Tuesday, November 25, 2008

Ghost of Thanksgivings Past

I was trying to remember my earliest memory of Thanksgiving growing up. Instead, all I could seem to come up with was a hodgepodge of celebrations all kind of slung together with no real ability to distinguish one from the other.

One thing I did realize, sadly, is that I can no longer hear my grandmother’s voice. I can still hear Young Tom to be sure, (if you ever knew Young Tom, you’d know why) but after 30 years, the sound of her voice has left me. Fortunately, my visions of her are as vivid as ever and the smells? Oh good Lord! I can smell homemade stuffing in the oven and sweet potatoes, too, as I type this. I can see the condensation that would build up on the double set of windows along the back of the kitchen when it was alive with all the activity.

And I remember a warmth to the room and that house that I’ve never really felt anywhere else. It wasn’t a feeling felt there often; Young Tom was too difficult a creature to allow that. And I remember absolutely no celebrations at all where I sat down to a Thanksgiving meal with just my parents . Strange, isn’t it?

I laughed last night when the weather report on the news triggered another Thanksgiving memory. Even when my parents weren’t together, and for years after their divorce, the mother retained some loose ties to his family and we would occasionally go there for the holiday. Thanksgiving 1980 was one such time. (And according to our local weathercaster, we saw a record high of 76 degrees on T’giving that year.) We were going to my aunt's. She was never much of a cook, so I was curious as to how this would play out. As one my cousins so eloquently put it, she knew two temperatures in cooking: High and Off.

We weren’t supposed to go there until late in the afternoon. But about mid morning, the phone rang. I heard the mother launch into a conversation about food preparation that finally ended with her asking: “Well, honey, why do you need to know all this? Where’s Aunt B?”

This caught my attention. “The hospital? What’s wrong?” This kept my attention and frightened me. “A snake? What do you mean? A snake?”

A what? While they lived in a semi-rural area, you don't expect snakes, especially not in late November! My aunt had apparently gone out on her back porch where the unseasonably warm temps had encouraged a snake to sun itself. Not expecting to find a snake there, and obviously not seeing it, my aunt stepped on the snake – who promptly bit her on the ankle

It was a non-poisonous snake as it turned out and my aunt was O.K. While she was at the hospital, my mom commandeered the kitchen, taking responsibility for dinner for God knows how many guests off the shoulders of my hapless cousins.

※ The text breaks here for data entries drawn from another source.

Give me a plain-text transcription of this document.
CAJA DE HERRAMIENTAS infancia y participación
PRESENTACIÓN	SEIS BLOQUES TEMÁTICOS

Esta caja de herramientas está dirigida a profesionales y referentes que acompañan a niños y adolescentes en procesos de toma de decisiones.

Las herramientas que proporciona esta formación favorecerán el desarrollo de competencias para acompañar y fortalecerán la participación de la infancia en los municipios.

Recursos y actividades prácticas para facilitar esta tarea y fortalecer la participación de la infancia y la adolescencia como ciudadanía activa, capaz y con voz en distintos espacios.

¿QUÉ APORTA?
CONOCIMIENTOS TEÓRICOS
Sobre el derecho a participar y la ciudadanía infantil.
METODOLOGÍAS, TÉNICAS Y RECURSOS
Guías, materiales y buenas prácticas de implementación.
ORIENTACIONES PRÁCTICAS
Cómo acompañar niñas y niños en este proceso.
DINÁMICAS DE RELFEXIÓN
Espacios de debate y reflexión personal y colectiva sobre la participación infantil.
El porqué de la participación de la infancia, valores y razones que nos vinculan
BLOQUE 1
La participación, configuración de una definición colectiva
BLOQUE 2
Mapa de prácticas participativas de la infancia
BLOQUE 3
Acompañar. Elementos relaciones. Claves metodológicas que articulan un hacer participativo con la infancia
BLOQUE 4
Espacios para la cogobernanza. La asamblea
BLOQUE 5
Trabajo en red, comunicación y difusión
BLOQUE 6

My uncle, long known for his dry sense of humor, had the line of the day which would become legendary amongst the family. Some hours after dinner and with everyone in something of a turkified coma state, he told my recuperating aunt:

“Damn, B. You’ll do anything to get out of cooking a meal.”


Mama Martha said...

I can still remember all the sights & smells of Thanksgiving at my Granny's house. I hear her calling me to come run some errand for her. I've kept several letters and things that she wrote, her handwriting was atrocious!, these bring back the memories whenever they start to fade. Thanks for sharing and have a blessed and safe turkey day.

Ty'sMommy said...

Oh yes, the memories of the holidays. I miss that so much! Great...now I wanna go home... :)

SmilingJudy said...


sewwhat? said...

Since I don't have memories of Grandmas, (mine were gone by the time I was 4), I only remember Mama (note to oldies but goodies, wasn't that the name of one of the first family sitcoms on TV?) You young things weren't born then. But the smells that came from mother's kitchen will remain for life. They say smells bring back the deepest of memories.

Ann said...

I have no idea what my earliest holiday memories are...wow. But, I DO love/always loved the smell/act of baking Christmas Cookies (well, and eating the dough - OH the dough)...

NV said...

MamaM-- Amazing how that stuff never completely goes away, isn't it? You have a great one, too!

Ty'smom -- Sorry. But just think, you're creating a whole tradition and a new set of memories just for Ty. :-)

Judy -- Yeah. A snake!!

sewwhat -- And it was a movie, too (with Irene Dunn). And my mama cries every time it's on. :(

Ann -- Yup. My gramma would use the leftover edges of the pie crusts and make little cinnamon twists for me.

Kay said...

The story is the best part. I love family traditional stories like that. Happy Turkey Day!

Vicki said...

Your uncle should have been paid heavily for that comment. Great comments like that, that just lighten situations, deserve high payment.